破産する人=低収入と考えがちですが、そうとは言い切れません。「老後破産」の典型パターンをみていきましょう。
老後破産の典型パターン① 病気・疾病
破産理由の23.3%。年を重ねれば重ねるほど、病気のリスクは高まります。1回の負担額はそれほどでもないにしろ、数を重ねれば家計を圧迫する金額に。また保険適用外の治療が必要になると、一気に貯蓄を取り崩すことに。また年齢とともに介護リスクも高まり、想定以上の出費となることもあります。
老後破産の典型パターン②住宅ローン
破産理由の7.3%は「住宅購入」です。持ち家率が9割を超える日本の高齢者。賃貸に比べて安心ですが、住んでいる限り、家は時間と共に劣化するもの。住み続けるためには、定期的なメンテナンスが必要になります。大がかりなリフォームが必要となり、貯蓄では対応できなくなるケースも珍しくありません。
老後破産の典型パターン③投資
破産理由の1.5%は「投資(株式、会員権、不動産等)」です。収入の大部分を年金に頼り、貯蓄がどんどん減っていくのを目の当たりにすると、「どうにかしたい」という気になるでしょう。そのとき「ただ貯金しておくのはもったいないですよ」という営業マンのささやきが……。どのようなリスクがあるのかも分からず、ただ言われるがまま投資してしまうケースが、高齢者には多く、貯蓄をあっという間に溶かしてしまうことも。なかには詐欺など、犯罪行為に巻き込まれることも。

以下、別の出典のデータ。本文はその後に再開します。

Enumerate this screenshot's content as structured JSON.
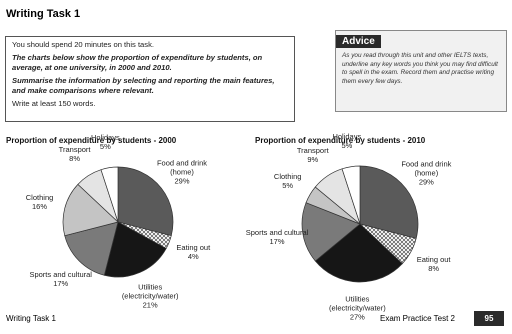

綿密なシミュレーションのもと、老後資金を確保していたとしても、想定外の出費までは想定していないもの。また、なぜか上手い話に乗りがちなのは高齢者に多く、「あっという間に貯蓄がすっからかん」というニュースも耳にすることがあるでしょう。
ーー「老後破産」なんて、自分には関係ない
そんなことを思っている人ほど、破産に追い込まれてしまうもの。高齢者ならではのリスクを理解し、対策しておけば、最悪の事態を避けることができます。